By mid February the gym was back to normal, most of the new members are back to their old ways leaving all their aspirations of a better life behind them.
Now I am not knocking those people, it takes guts to admit you need to change and it takes even bigger guts to actually do something about it. Where I feel most of these people fail is down to two things, consistency and sustainability.
Good old Google defines consistency as,
“consistent behaviour or treatment.”
On New Years Eve, millions of people set new goals for the year ahead. For those that want to improve their health these goals might be to lose weight, to have a better diet or to exercise more.
Next come the questions:
How much weight do you want to lose and by what date?
How are you going to have a better diet? Drink more water? Eat more veg? Smaller portions?
What exercise do you want to do? Resistance, aerobic, mobility? How much time can you spare?
There is too much to think about, there is too much to take in. Are you meant to think about all this and still live a life?
When a goal is too large we need to break it down into all the components that we need to check off to complete that goal and tackle each one individually until it becomes second nature and we have created a habit. we need to get rid of all the excess information that we don’t need to worry about at this time.
For example, lets say my goal is to lose 3 stone in weight by the end of the year. To achieve this I need to do the following:
- Exercise 3 times a week
- Drink more water
- Eat more vegetables
- Cut down on my sugar
- Prepare homemade lunches to avoid the sandwich shop at lunch.
Wow, what a lot to think about.
So, I am going to break it down and do a little each say that will help me to achieve my goal.
For the first two weeks I may think about improving my diet. Every night for dinner I may increase the amount of vegetables I eat and cut down on the refined carbohydrates (bread, pasta etc etc).
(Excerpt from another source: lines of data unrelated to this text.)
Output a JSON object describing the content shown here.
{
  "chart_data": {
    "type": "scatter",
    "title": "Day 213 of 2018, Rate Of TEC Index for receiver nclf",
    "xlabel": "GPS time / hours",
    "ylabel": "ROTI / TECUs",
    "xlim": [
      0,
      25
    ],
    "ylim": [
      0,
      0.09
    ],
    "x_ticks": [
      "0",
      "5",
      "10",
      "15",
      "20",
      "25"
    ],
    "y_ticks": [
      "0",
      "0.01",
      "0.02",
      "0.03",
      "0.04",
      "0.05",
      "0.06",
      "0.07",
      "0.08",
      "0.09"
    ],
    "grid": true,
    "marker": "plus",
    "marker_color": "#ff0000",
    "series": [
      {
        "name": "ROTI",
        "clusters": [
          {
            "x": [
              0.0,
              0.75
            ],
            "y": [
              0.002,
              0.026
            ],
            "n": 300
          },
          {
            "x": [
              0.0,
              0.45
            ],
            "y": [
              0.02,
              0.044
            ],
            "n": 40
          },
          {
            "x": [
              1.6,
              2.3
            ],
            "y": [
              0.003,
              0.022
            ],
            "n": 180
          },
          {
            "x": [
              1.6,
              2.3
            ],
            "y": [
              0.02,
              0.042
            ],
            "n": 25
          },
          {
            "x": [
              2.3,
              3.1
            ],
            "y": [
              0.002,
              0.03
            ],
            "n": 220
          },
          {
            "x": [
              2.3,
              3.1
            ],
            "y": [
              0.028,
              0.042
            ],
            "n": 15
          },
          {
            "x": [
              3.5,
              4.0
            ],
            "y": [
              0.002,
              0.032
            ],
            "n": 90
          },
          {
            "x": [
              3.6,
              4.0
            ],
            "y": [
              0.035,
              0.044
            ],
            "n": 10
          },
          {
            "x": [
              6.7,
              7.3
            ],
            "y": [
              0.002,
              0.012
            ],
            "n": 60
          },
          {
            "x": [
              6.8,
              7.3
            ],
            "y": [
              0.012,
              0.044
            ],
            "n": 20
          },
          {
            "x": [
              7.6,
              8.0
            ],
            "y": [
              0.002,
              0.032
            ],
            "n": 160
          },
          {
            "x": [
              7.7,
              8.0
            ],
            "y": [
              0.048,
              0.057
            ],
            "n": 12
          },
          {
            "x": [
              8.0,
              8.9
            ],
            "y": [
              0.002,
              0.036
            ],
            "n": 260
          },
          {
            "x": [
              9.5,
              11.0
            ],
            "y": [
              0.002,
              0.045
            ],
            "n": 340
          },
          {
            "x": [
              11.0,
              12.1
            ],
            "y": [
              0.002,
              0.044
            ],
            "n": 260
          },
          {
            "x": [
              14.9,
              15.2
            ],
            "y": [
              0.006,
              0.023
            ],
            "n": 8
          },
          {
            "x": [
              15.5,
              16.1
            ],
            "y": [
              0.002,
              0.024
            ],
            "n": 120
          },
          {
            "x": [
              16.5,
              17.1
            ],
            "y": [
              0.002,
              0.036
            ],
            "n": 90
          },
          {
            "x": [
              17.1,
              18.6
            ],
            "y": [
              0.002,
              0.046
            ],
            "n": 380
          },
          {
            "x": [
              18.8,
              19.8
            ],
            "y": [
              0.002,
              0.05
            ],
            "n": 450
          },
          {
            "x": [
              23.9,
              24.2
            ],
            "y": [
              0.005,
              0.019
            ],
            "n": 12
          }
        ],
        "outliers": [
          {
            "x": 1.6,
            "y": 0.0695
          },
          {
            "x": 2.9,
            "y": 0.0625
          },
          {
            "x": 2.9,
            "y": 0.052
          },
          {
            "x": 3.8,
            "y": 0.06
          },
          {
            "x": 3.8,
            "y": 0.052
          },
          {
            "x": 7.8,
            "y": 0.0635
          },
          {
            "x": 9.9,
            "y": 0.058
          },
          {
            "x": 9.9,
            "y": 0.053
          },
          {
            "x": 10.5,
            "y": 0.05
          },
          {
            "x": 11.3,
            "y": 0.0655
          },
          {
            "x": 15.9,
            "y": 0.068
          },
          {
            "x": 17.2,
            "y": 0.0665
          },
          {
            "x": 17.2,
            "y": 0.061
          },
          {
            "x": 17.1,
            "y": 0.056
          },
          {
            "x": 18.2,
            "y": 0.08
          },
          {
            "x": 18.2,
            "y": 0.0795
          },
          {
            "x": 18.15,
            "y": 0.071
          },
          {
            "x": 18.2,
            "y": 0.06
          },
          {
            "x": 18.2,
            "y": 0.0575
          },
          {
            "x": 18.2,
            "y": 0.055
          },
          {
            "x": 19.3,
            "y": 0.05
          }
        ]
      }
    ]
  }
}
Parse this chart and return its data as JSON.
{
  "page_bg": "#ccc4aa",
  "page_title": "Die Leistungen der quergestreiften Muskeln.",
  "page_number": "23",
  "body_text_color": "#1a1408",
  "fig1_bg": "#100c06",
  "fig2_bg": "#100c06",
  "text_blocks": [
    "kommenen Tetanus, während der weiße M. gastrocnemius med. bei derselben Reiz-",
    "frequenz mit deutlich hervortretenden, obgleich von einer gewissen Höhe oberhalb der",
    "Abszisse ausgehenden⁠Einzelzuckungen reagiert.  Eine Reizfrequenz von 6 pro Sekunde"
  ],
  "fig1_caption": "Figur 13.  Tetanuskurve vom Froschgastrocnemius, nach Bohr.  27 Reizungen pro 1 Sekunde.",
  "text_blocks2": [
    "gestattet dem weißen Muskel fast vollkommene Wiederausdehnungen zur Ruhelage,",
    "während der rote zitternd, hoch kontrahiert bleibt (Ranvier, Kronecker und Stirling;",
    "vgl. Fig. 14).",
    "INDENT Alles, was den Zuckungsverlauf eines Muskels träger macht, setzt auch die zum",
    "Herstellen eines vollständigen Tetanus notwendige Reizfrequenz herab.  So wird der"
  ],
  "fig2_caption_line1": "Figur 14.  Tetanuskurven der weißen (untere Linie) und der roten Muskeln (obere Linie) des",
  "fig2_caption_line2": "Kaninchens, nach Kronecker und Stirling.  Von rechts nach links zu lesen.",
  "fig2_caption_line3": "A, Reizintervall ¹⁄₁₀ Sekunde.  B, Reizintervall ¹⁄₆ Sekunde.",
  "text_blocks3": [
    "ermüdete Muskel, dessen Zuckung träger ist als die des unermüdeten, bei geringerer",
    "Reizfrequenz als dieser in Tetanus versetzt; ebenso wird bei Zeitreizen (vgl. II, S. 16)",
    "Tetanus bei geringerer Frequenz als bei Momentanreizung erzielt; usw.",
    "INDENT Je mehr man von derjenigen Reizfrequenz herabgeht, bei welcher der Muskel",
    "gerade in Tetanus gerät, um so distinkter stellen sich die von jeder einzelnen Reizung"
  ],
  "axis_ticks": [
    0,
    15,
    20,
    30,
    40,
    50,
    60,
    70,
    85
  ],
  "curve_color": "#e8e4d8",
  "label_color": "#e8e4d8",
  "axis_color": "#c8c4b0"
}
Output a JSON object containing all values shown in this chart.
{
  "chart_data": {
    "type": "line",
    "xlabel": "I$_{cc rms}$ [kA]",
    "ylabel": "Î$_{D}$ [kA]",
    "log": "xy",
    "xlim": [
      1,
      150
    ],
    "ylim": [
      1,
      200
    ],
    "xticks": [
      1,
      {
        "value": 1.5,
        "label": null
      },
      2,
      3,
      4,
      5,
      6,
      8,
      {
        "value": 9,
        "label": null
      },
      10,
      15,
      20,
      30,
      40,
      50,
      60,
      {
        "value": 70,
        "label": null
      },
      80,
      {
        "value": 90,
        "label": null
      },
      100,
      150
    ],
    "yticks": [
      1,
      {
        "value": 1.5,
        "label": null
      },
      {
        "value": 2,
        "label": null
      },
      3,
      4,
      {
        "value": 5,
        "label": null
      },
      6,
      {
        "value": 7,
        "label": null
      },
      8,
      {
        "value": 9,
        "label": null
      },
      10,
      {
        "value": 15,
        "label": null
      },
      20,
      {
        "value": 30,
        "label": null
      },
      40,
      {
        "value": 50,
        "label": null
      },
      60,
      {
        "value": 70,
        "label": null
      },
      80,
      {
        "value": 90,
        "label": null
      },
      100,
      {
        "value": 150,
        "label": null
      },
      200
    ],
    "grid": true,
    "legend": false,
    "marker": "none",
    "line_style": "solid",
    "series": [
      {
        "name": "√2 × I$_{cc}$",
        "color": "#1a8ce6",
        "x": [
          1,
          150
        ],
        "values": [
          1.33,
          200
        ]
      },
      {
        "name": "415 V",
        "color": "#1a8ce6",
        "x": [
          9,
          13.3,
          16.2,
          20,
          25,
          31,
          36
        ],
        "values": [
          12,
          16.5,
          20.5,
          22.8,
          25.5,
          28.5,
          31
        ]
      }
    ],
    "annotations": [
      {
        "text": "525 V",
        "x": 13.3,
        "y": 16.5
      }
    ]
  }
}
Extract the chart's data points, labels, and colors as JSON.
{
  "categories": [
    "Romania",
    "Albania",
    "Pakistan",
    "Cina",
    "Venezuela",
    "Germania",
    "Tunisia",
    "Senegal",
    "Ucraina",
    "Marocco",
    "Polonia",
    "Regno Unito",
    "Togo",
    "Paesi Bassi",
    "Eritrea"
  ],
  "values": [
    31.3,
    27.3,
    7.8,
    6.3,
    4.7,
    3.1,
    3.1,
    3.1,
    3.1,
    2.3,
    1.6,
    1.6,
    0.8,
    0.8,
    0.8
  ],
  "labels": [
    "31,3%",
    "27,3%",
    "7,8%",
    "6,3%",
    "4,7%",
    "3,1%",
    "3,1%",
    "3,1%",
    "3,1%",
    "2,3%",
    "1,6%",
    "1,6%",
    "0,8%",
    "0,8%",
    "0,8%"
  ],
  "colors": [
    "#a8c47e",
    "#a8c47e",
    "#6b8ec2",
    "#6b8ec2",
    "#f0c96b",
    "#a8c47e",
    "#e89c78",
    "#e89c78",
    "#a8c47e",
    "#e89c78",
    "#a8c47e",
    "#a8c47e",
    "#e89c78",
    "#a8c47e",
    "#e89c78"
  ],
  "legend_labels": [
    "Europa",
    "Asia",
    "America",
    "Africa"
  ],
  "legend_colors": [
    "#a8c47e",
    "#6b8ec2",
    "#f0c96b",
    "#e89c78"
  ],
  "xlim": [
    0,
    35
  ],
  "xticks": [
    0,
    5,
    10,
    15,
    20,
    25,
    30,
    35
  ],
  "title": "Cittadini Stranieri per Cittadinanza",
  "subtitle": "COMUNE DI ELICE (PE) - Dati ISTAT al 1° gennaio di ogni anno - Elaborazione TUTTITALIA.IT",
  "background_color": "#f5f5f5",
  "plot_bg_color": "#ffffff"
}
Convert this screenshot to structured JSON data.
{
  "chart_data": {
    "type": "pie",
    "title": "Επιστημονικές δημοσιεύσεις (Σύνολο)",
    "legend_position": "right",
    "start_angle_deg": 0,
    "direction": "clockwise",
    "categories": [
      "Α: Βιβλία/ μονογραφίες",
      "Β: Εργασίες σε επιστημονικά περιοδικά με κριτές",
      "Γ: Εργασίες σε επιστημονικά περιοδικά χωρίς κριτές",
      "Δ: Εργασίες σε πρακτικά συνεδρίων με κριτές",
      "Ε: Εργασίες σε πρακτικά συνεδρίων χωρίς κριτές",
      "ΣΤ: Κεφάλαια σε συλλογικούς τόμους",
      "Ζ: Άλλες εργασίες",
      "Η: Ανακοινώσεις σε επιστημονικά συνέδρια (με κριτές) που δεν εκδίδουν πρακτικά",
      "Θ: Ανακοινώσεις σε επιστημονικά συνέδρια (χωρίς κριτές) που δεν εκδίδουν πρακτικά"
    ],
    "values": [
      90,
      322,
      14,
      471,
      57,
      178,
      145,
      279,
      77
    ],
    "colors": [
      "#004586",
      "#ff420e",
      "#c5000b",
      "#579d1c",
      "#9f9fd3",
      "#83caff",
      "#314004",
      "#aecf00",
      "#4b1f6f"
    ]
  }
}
I will do this for about 2 weeks, make it second nature to me and then I may start to do the same thing with lunch and then breakfast.
For the next 2 weeks I am going to take only 1 sugar in my tea or coffee and then when I have got used to this I will then have no sugar in my beverages…..I have actually done this myself.
I am going for a 30 minute walk each day for a few weeks and then maybe join a gym.
The key here is consistency, make a change that you can easily maintain and do it everyday. It will feel strange and uncomfortable to start with but soon it will become a part of your daily routine.
As the famous quote says: “A journey of a thousand miles starts with a single step.”
This point basically follows on from the previous one about consistency. Whatever step you choose to take in your quest for health ensure that you can sustain it. Do not make it too hard or complicated that by week 4 you have had enough and given up on your goal.
Be honest with yourself, if whatever you need to do in order to achieve your goal is too complicated, make it simple. Break it down into the most simple steps you can to ensure you can do it.
This is why people give up the gym, they want to go 4 times a week, they want to go for at least an hour. A few weeks in, this has been hard to maintain and they have missed a few sessions, this pattern continues until they just don’t go anymore. Could they have sustained two sessions a week?
Honesty is always the best policy.
Be true to yourself and what you can and can’t do. Today, we get pulled in all directions and it is down to us and us alone to recognise that we are not superheroes. We can only do so much, if we understand this and tweak certain areas, our goals can still be achieved without having to sacrifice something else.